I feel like the problem is picking the right architecture. Despite the fact that LLVM has gone a long way since its inception as a project with limited number of supported targets, there are still plenty of implicit or inherent assumptions on the kind of architectures LLVM was originally designed to target, which is register-oriented, RISC-alike architecture. In other words, it’ll be easy to create a backend for those architectures. In that sense, X86 and M68k are probably not good places to start.

Therefore, I don’t recommend beginners to pick an ISA solely based on its simplicity. For instance, stack-based ISAs (e.g. Zylin CPU) are simple, easy to understand and maybe it’s easy to write a code generator for it from scratch – but it’s more tricky to write (or learn how to write) a LLVM backend for it compared to, say OpenRISC.

And even if you get your hands on designing a completely new architecture with the aforementioned properties in mind, you’ll probably find it looks like one of the existing RISC architectures at the end, except you need to write the emulator and other tools yourself.
Granted, there are usually hundreds of instructions in existing architectures but you don’t have to implement all of those: start simple! make assumptions on the input program so that the project is manageable while leveraging the existing ecosystem.
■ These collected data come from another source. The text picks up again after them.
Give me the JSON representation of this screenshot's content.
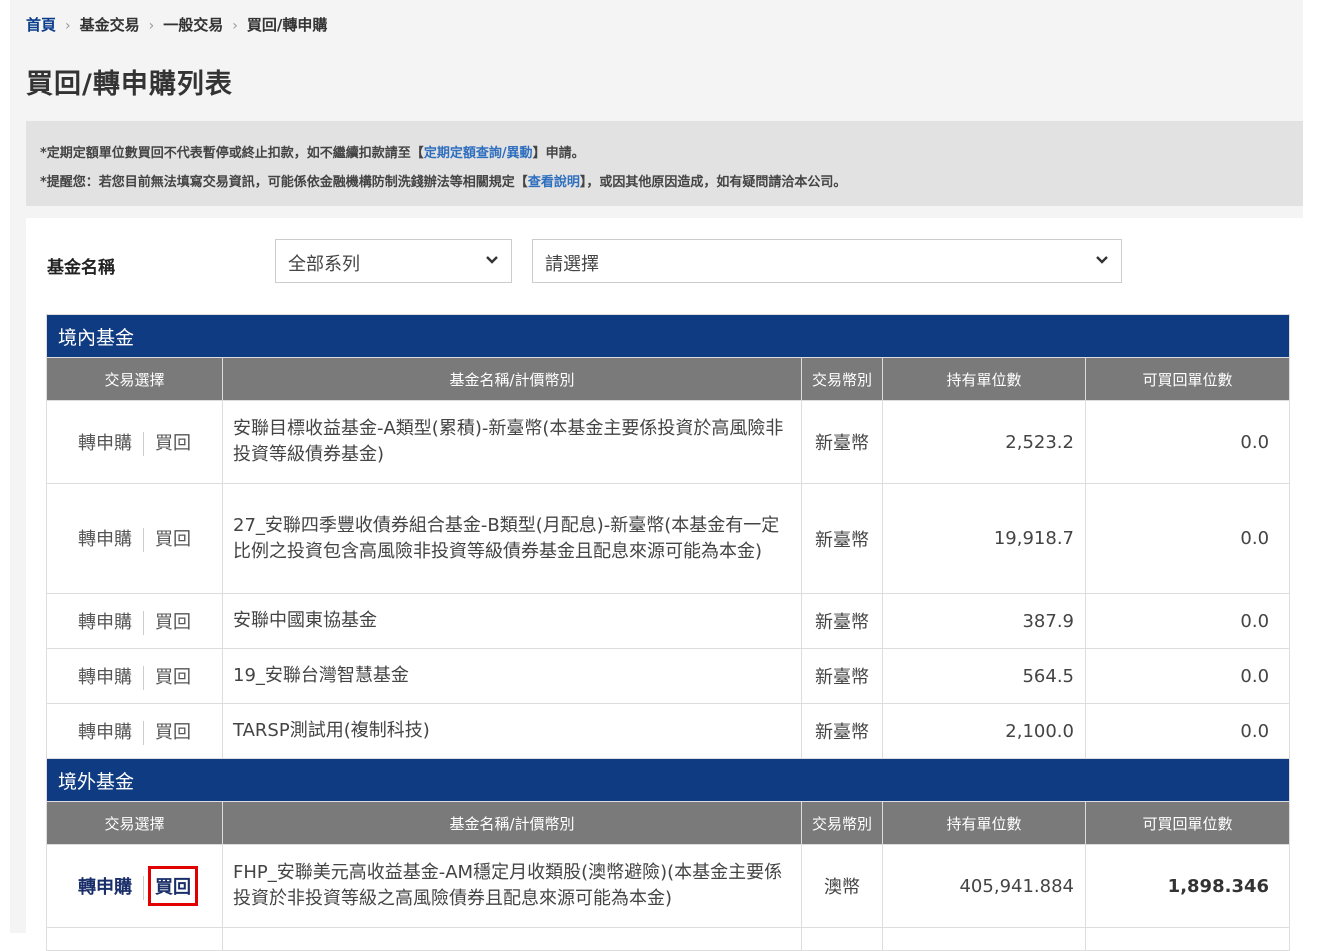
{
  "breadcrumb": [
    "首頁",
    "基金交易",
    "一般交易",
    "買回/轉申購"
  ],
  "page_title": "買回/轉申購列表",
  "notice": {
    "line1_pre": "*定期定額單位數買回不代表暫停或終止扣款，如不繼續扣款請至【",
    "line1_link": "定期定額查詢/異動",
    "line1_post": "】申請。",
    "line2_pre": "*提醒您：若您目前無法填寫交易資訊，可能係依金融機構防制洗錢辦法等相關規定【",
    "line2_link": "查看說明",
    "line2_post": "】，或因其他原因造成，如有疑問請洽本公司。"
  },
  "filter": {
    "label": "基金名稱",
    "series_value": "全部系列",
    "fund_value": "請選擇"
  },
  "columns": [
    "交易選擇",
    "基金名稱/計價幣別",
    "交易幣別",
    "持有單位數",
    "可買回單位數"
  ],
  "actions": {
    "switch": "轉申購",
    "redeem": "買回"
  },
  "domestic": {
    "title": "境內基金",
    "rows": [
      {
        "name": "安聯目標收益基金-A類型(累積)-新臺幣(本基金主要係投資於高風險非投資等級債券基金)",
        "currency": "新臺幣",
        "units": "2,523.2",
        "redeemable": "0.0"
      },
      {
        "name": "27_安聯四季豐收債券組合基金-B類型(月配息)-新臺幣(本基金有一定比例之投資包含高風險非投資等級債券基金且配息來源可能為本金)",
        "currency": "新臺幣",
        "units": "19,918.7",
        "redeemable": "0.0"
      },
      {
        "name": "安聯中國東協基金",
        "currency": "新臺幣",
        "units": "387.9",
        "redeemable": "0.0"
      },
      {
        "name": "19_安聯台灣智慧基金",
        "currency": "新臺幣",
        "units": "564.5",
        "redeemable": "0.0"
      },
      {
        "name": "TARSP測試用(複制科技)",
        "currency": "新臺幣",
        "units": "2,100.0",
        "redeemable": "0.0"
      }
    ]
  },
  "overseas": {
    "title": "境外基金",
    "rows": [
      {
        "name": "FHP_安聯美元高收益基金-AM穩定月收類股(澳幣避險)(本基金主要係投資於非投資等級之高風險債券且配息來源可能為本金)",
        "currency": "澳幣",
        "units": "405,941.884",
        "redeemable": "1,898.346"
      }
    ]
  },
  "colors": {
    "section_header": "#0f3b82",
    "column_header": "#7a7a7a",
    "link": "#2f6fbf",
    "highlight": "#e00000"
  }
}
Since we’re on the topic of learning backend development, I feel like one of the biggest challenges is that too many backend components are tangled together. Compared to middle-end which (mostly) organizes in a pipeline constituting of Passes, most of the important building blocks in backend, like Subtarget, FrameLowering, and RegisterInfo to name a few, are cross-referenced here and there, despite the fact that there is still a Pass pipeline underlying. And IMAO, many of these things are connected using hooks and callbacks, which are more difficult to find.

What’s even more difficult for beginners is creating a backend in stages. It takes some steps before you can even lower the first IR instruction (which is usually return) and those steps are not documented anywhere, let alone adding other more advanced features incrementally.
I’m not an expert in GlobalISel but maybe its modular design can alleviate some of these issues. For the very least, GlobalISel makes testing in codegen much easier which gives instant feedback to the developers.

@mshockwave, I am eagerly awaiting your book Engineering LLVM Backend. I hope it would be the tutorial I need. Is it possible that you release a draft version?